As organizations increasingly use machine learning in real world systems to provide insights on the data generated by real users (Team, 2017), issues of user data privacy have risen to the forefront of existing problems in machine learning. Differential privacy (DP) (Dwork et al., 2006) is the de facto standard for privacy preserving statistics. Common algorithms for privately training machine learning models are differentially private stochastic gradient descent (DP-SGD) (Song et al., 2013; Abadi et al., 2016) and differentially private empirical risk minimization (DP-ERM) (Chaudhuri et al., 2011).
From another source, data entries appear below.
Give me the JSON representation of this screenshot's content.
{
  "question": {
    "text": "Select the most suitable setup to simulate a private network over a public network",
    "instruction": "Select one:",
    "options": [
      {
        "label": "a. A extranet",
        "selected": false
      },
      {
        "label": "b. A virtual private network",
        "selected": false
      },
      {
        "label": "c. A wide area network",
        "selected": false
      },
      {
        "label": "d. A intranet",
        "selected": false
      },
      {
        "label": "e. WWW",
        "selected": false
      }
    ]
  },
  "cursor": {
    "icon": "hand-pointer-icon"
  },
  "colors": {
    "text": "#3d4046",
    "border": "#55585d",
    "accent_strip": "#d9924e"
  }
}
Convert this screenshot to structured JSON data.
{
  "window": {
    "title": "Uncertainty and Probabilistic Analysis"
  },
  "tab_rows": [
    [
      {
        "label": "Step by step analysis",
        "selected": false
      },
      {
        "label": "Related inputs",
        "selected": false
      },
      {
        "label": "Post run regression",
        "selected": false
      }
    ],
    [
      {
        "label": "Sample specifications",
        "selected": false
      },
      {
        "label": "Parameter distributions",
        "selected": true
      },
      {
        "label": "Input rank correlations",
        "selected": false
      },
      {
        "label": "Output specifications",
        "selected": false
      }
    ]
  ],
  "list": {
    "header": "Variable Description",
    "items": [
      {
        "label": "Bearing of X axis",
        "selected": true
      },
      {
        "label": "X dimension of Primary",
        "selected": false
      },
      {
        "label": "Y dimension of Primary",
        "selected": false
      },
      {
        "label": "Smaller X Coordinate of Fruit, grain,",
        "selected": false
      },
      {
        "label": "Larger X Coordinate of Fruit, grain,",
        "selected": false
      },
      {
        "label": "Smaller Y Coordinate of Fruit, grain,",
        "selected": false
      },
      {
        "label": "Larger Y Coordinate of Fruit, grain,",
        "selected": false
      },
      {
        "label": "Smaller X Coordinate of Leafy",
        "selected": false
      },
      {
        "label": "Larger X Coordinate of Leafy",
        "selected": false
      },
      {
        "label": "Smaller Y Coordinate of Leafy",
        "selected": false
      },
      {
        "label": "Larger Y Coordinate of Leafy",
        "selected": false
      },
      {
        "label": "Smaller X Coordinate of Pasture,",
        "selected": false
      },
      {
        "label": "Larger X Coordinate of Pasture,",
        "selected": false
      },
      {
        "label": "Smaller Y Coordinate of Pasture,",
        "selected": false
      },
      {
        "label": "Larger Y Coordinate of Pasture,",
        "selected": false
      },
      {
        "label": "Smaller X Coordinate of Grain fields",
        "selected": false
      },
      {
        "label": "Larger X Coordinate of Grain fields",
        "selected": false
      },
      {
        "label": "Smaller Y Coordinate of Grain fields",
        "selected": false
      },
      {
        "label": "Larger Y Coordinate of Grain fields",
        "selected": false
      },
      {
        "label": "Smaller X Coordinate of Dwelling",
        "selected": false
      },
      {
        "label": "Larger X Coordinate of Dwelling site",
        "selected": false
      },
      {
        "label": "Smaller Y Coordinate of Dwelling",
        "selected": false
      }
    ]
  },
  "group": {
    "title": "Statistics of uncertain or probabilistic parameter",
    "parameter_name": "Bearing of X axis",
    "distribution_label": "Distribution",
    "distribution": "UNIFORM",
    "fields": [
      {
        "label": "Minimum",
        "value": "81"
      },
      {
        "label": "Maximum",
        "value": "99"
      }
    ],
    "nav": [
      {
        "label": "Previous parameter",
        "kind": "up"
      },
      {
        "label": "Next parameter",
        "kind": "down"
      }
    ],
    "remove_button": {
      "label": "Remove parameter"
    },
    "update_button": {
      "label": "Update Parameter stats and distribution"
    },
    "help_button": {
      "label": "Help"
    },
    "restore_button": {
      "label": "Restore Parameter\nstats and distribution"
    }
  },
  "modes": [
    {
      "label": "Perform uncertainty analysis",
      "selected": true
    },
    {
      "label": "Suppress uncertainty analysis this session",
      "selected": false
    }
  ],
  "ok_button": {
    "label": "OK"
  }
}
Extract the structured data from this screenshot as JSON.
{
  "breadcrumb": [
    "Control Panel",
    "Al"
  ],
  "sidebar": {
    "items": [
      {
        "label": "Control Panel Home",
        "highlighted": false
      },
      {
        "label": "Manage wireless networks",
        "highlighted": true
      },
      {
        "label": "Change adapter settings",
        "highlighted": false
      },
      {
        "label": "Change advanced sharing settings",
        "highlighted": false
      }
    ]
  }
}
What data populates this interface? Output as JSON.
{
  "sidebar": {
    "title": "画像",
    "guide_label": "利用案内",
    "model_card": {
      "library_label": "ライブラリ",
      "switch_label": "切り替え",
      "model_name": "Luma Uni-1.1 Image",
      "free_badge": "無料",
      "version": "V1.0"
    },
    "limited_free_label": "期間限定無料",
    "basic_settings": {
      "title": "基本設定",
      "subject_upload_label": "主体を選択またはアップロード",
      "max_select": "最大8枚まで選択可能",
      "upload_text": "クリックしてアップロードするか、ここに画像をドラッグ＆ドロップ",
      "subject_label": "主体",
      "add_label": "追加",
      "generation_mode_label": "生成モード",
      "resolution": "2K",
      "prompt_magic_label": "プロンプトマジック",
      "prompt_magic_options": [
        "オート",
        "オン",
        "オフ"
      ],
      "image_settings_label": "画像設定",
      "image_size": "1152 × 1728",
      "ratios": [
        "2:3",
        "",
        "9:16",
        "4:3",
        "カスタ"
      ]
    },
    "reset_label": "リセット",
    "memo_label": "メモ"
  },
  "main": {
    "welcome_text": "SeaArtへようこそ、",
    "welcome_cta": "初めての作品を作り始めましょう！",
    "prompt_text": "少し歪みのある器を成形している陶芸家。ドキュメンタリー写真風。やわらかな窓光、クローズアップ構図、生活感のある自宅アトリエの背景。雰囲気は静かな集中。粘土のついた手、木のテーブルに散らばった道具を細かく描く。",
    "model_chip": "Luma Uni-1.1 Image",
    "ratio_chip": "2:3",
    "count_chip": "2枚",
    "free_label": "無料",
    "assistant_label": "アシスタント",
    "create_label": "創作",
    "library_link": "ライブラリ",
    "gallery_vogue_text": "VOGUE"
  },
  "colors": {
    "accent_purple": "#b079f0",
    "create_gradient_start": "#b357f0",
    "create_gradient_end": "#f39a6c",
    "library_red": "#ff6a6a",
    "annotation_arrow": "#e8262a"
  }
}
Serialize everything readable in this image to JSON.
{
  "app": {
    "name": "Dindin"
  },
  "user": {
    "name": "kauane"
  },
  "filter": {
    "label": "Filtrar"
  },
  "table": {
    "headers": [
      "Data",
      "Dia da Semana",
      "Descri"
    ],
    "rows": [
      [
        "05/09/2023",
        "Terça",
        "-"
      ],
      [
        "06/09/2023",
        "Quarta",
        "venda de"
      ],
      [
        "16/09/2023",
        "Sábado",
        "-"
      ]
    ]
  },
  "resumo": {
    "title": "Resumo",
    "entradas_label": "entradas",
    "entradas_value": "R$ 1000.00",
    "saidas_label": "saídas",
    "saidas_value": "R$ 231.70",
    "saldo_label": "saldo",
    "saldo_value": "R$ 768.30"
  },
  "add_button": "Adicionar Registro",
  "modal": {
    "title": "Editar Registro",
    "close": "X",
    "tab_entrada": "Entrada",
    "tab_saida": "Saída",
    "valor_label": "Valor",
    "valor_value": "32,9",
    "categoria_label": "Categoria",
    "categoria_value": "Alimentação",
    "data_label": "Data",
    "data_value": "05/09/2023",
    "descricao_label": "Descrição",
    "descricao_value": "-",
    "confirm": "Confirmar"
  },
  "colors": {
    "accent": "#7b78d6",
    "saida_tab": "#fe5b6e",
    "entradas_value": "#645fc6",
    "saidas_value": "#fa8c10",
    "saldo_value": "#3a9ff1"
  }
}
While advancements in deep learning can be partially attributed to scaling up the number of model parameters (Kaplan et al., 2020; Brown et al., 2020), as shown by (Kurakin et al., 2022; Tramèr and Boneh, 2020; Yu et al., 2021b; Shen et al., 2021) increasing the number of model parameters in DP-SGD often has an adverse impact on the privacy-utility tradeoff due to the curse of dimensionality present in DP-SGD. Briefly, the "curse" is that the magnitude of the noise added scales with d the square root of the number of parameters, and because the signal does not scale with the number of parameters, the signal to noise ratio (SNR) suffers at scale.